Some tensions have also been building between Cannes locals and Reed Midem, the French branch of London-based Reed Exhibitions, which is being blamed for canceling its many Cannes-based events. “Reed Midem is in a position of near monopoly in all the professional events they organize,” says one Cannes-based industry insider, who allows that the company could take its business elsewhere. “Ultimately, they could decide to move these events to Amsterdam or Barcelona,” the insider says.

Reed Midem, which has managed to pay its employees without resorting to government support during the pandemic, tells Variety that it doesn’t plan to go anywhere. “Our goal is to bring our events back to Cannes as soon as it is possible to do so,” organizers say.

Lisnard points out that Cannes has navigated adversity previously, referencing the terrorist attacks in Paris in 2015 and Nice in 2016 that prompted a state of emergency. “We know how to deal with these crises. When we were at risk of terrorist attacks, we set up a sprawling security protocol and envisioned scenarios to best protect market participants. And it worked,” says the mayor.

Indeed, the festival was placed under surveillance, with nearly 600 cameras installed, a network of vigilant neighbors mobilized and a dispatch of snipers at
the ready.

“We want to do the same as we cope with the pandemic,” says Lisnard, who maintains that he wants Cannes to become the European capital of hybrid events that mix online and in-person components. “We can ask everyone to bring a [COVID-19] test to events, take people’s temperatures as we’ve been doing since March, and many other things. We just need to reformat our events in various ways.”
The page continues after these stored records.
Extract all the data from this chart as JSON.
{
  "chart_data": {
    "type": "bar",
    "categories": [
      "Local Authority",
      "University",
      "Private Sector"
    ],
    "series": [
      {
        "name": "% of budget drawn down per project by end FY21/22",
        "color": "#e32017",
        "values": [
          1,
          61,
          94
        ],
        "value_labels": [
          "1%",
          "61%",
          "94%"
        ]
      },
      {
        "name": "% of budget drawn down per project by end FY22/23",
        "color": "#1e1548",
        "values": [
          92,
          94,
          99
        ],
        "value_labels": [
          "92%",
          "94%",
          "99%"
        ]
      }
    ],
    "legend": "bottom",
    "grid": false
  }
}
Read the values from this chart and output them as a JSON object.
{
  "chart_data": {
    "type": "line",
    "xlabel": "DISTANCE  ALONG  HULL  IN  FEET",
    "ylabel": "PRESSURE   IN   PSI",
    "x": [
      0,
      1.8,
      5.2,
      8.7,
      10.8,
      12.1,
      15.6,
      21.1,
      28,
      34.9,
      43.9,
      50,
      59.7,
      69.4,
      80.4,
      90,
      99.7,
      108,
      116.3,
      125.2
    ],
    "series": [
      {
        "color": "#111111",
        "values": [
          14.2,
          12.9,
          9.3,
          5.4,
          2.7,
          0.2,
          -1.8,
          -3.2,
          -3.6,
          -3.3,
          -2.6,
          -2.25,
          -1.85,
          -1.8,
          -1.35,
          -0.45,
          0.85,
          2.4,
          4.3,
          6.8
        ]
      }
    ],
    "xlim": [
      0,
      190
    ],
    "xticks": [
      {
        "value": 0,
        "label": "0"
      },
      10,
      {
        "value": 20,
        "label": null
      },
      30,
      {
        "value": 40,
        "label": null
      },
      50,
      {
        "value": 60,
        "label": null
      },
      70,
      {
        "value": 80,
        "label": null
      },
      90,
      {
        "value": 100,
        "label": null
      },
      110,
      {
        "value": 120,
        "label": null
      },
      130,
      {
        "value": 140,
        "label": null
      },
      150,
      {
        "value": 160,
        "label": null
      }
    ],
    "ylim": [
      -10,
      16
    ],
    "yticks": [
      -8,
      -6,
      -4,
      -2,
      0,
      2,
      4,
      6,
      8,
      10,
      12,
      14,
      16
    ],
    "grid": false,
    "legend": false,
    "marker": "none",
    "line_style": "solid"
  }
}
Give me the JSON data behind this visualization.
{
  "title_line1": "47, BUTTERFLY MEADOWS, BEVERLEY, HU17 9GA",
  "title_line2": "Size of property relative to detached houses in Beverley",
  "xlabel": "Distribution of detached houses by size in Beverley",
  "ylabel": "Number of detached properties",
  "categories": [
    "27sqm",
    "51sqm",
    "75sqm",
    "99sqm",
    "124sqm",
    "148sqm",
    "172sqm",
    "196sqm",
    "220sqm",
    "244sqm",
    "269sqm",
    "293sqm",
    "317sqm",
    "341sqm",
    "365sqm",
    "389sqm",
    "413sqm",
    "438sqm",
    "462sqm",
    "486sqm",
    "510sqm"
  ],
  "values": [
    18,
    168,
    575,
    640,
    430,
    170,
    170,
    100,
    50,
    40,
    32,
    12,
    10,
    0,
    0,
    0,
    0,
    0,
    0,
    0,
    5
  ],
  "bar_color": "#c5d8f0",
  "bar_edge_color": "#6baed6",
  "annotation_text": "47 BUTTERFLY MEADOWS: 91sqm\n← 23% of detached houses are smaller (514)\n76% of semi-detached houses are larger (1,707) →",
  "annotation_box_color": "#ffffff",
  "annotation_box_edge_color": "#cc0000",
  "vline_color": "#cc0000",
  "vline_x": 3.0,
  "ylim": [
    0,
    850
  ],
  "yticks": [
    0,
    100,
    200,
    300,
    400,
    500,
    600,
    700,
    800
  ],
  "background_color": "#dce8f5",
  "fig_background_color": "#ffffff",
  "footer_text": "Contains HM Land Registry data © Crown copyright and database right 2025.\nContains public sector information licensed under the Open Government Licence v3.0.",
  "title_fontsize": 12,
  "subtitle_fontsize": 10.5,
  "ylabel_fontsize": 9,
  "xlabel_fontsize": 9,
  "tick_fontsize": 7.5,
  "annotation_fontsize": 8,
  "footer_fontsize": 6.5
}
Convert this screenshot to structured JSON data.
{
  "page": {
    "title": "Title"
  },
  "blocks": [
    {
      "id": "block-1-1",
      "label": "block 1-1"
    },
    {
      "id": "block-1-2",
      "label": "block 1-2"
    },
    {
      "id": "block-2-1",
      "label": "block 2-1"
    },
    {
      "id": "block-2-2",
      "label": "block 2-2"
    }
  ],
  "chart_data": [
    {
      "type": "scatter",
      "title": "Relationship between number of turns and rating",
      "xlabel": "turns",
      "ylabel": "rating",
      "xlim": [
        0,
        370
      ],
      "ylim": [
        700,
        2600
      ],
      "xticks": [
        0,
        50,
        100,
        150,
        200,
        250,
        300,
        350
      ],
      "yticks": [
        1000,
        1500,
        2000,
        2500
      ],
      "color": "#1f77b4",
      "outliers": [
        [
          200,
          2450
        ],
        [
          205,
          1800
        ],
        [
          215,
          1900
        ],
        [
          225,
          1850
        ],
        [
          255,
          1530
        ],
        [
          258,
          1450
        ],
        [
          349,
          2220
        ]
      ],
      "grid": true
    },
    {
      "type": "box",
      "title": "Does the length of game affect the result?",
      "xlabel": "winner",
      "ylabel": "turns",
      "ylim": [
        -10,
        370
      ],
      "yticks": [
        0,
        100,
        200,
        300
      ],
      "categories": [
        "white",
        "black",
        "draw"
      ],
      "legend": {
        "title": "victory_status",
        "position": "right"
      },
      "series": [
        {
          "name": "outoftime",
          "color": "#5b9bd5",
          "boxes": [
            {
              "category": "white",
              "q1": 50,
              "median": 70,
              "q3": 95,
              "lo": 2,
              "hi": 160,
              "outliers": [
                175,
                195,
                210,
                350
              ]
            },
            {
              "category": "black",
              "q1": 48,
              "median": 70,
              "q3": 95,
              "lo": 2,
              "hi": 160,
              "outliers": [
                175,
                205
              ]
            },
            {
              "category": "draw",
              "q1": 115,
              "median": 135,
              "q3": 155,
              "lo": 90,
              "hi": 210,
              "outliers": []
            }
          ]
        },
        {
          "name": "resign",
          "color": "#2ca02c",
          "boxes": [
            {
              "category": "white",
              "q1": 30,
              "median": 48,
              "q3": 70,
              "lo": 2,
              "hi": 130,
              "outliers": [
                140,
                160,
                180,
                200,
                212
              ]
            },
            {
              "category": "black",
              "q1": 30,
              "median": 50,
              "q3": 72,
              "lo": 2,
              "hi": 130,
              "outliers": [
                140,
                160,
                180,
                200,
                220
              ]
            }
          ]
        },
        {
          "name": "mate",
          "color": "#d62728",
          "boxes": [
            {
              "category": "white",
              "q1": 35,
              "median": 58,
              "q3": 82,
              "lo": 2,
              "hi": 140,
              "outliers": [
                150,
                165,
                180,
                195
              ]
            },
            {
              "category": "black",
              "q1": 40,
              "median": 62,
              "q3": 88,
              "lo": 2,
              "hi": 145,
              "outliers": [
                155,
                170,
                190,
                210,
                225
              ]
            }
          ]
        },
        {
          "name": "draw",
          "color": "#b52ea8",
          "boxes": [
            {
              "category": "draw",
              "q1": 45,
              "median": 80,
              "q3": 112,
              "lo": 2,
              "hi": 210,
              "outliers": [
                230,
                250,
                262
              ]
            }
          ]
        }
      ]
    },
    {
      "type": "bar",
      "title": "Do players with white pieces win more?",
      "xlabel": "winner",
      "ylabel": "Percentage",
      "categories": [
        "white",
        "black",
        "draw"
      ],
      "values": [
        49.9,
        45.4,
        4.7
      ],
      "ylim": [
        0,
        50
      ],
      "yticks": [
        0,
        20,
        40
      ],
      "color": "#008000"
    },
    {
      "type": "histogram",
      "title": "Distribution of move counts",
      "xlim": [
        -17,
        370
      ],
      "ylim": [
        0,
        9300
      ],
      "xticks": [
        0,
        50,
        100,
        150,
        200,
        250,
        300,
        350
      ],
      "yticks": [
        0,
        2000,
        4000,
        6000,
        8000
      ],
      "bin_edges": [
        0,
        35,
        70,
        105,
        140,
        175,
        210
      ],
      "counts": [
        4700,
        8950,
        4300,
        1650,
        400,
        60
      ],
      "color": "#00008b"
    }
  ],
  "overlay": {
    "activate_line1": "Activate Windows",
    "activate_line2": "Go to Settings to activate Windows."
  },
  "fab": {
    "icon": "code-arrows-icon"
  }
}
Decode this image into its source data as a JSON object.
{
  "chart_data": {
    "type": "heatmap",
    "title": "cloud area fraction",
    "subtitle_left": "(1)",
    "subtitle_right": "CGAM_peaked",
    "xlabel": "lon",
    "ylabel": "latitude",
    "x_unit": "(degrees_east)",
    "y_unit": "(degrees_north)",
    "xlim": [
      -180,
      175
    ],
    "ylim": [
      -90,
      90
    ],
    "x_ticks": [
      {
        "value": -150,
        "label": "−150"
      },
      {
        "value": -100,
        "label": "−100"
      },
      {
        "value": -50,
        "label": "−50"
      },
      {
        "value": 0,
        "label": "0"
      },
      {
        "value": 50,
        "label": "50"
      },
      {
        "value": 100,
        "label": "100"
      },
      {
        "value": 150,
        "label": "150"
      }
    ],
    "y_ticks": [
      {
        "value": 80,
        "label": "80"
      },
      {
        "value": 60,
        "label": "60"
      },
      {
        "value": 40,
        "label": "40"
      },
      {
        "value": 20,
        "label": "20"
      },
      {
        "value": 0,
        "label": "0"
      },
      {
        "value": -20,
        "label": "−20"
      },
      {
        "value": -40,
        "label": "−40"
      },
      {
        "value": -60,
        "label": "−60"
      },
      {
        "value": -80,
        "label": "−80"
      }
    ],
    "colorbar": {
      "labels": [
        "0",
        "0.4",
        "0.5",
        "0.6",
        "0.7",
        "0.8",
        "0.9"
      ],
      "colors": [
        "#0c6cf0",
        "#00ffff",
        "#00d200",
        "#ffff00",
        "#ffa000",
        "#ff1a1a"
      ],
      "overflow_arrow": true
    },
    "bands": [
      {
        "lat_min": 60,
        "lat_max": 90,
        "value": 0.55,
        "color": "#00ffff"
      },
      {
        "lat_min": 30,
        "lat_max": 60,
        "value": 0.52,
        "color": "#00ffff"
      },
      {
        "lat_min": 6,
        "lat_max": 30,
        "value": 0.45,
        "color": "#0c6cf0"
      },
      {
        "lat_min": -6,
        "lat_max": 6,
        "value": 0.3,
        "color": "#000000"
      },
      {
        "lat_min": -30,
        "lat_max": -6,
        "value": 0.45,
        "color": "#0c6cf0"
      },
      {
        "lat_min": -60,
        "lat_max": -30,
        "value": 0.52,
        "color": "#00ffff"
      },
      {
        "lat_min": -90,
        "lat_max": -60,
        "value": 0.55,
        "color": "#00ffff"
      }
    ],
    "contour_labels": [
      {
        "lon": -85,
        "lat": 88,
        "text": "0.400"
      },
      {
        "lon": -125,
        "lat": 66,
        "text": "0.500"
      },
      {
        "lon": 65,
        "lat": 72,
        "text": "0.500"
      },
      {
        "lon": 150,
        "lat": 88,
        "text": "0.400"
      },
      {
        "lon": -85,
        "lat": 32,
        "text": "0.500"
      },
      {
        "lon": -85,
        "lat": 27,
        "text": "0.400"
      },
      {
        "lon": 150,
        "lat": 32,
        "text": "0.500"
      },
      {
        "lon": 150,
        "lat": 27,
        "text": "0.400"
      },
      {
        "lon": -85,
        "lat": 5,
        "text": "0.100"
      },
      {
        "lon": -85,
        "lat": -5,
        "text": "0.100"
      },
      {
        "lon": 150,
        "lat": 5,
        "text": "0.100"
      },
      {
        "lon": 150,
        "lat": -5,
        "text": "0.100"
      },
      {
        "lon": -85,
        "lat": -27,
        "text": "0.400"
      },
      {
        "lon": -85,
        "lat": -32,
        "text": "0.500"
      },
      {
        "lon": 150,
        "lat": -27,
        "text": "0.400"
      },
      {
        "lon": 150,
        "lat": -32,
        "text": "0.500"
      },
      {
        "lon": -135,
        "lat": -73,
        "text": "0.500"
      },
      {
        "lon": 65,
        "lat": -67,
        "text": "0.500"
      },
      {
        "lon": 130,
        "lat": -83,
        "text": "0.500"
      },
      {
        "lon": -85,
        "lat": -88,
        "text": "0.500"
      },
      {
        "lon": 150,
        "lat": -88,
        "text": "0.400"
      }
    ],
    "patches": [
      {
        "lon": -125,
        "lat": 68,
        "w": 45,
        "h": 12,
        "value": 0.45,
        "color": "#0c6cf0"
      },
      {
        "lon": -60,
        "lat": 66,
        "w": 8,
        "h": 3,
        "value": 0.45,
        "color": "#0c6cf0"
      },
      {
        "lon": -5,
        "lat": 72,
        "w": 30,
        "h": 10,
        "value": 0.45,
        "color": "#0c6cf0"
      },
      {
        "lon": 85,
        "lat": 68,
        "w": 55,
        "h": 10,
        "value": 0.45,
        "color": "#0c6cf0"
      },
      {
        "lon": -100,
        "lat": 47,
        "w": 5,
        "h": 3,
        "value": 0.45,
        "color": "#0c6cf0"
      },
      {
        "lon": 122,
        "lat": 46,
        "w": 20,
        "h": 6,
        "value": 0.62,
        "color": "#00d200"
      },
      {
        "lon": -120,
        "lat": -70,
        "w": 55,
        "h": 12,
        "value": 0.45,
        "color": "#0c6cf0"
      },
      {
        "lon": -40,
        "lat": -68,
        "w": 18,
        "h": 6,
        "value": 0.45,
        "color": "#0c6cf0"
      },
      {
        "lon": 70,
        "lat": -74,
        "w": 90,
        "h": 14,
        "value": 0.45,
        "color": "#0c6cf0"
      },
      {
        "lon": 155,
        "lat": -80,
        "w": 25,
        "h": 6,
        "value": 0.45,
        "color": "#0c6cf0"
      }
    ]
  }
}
Although Mipcom’s physical component was recently axed, October drama festival Canneseries will still be held in person as well as virtually. “It will be more French and European this year, and we look forward to welcoming guests in the city, while those who can’t attend will have access to many things online,” Lisnard says.

But for many, the rise of virtual dealmaking and hybrid events could mark the beginning of the end as more livelihoods are threatened for a sustained period.

“[As more] business is done virtually, it’s a disaster for Cannes’ business model, which is built around those conferences,” says Boulanger. “Cannes has always been oriented toward business tourism. It was our strength, and today, it’s our weak point.”